Nella prima parte del libro, ci sono tre brevi scritti su come la comunicazione dell’attuale premier si basi anche (o soprattutto?) sulle gaffe. Si tratta della prefazione che Marco Travaglio ci ha gentilmente concesso, seguita dal mio intervento, intitolato “Una icona vivente”, e dall’intervento di Giorgio, “Da sedici anni sono in terapia”.
Credo che da questi tre interventi –molto diversi per le opinioni e le idee che esprimono- si possano ben capire le ragioni del perché si debba ancora parlare di Berlusconi.
Non tanto per demonizzarlo, non certo per insultarlo o per archiviarlo sbrigativamente con termini quali ‘fascista’, ‘populista’, ‘demagogo’, quanto invece per capire in che modo un non più giovane signore, ricco imprenditore, capace di cantare sulle navi da crociare e di arringare la folla dal predellino di un’auto, abbia inciso nella società di un paese europeo, moderno, democratico come l’Italia. Le analisi che Travaglio, Santelli e io proponiamo del ‘fenomeno Berlusconi’ divergono su molti aspetti, ma coincidono quando si tratta di ammettere che da più sedici anni nessuno ha trovato il rimedio, l’antidoto alla ‘berlusconite’.
Per conto mio aggiungo, anzi, che molti, ancor oggi, ne sottovalutano la potenza maligna, gli effetti devastanti, e pensano –con la tipica mentalità della sinistra- che basti scendere in piazza con tante bandiere colorate per mandare a casa lo scomodo inquilino di Palazzo Chigi; pensano da novelli maoisti che “il popolo e solo il popolo è la forza motrice” in grado di cambiare il mondo, e quindi giù con le solite litanie che i partiti non servono, che la politica fa schifo, che il Pd è debole eccetera eccetera.
I fatti per ora ci dicono che né la piazza né le inchieste giudiziarie hanno scalfito di un millimetro il potere di Berlusconi, il cui appeal è fortissimo e la cui fiducia presso l’italico popolo è praticamente inossidabile.

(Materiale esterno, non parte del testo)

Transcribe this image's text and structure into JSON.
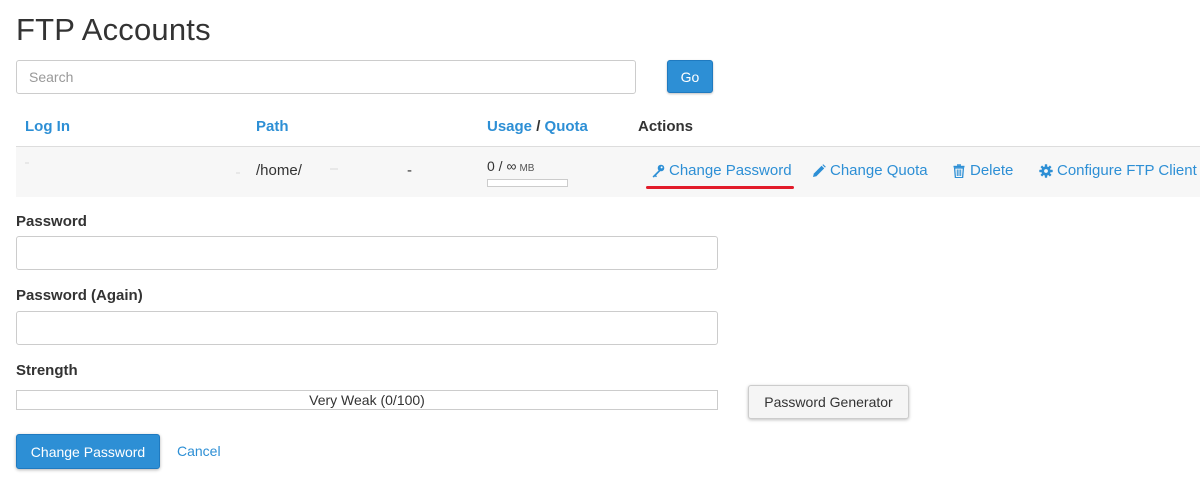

E’ inutile far finta di nulla o girarsi dall’altra parte: alla maggioranza degli italiani piace Berlusconi. Piace, e lo votano, lo fanno vincere con autentici miracoli anche quando non ha liste, come accaduto nel Lazio. Gli italiani premiano Berlusconi nonostante Noemi e la D’Addario, nonostante l’avvocato Mills, nonostante Bertolaso, nonostante le leggi ad personam, nonostante la spacconeria, il populismo di bassa lega, il machismo fuori luogo, le gaffe memorabili. Lo premiano nonostante l’economia in rovina, il borsellino vuoto, i figli trentenni condannati al precariato, la scuola pubblica smantellata pezzo per pezzo, la corruzione dilagante.
Mi pare, dunque, che esistano dei buoni motivi per studiare il caso Berlusconi, per capire come mai questo straordinario Don Giovanni della politica e delle crociere continui a far innamorare madri di famiglia, onesti lavoratori, casalinghe e manager, donne in carriera e giovani professionisti, intellettuali e impiegati. E possiamo esser certi che la seduzione del berlusconismo non finirà con Berlusconi: ecco perché è importante continuare a parlarne.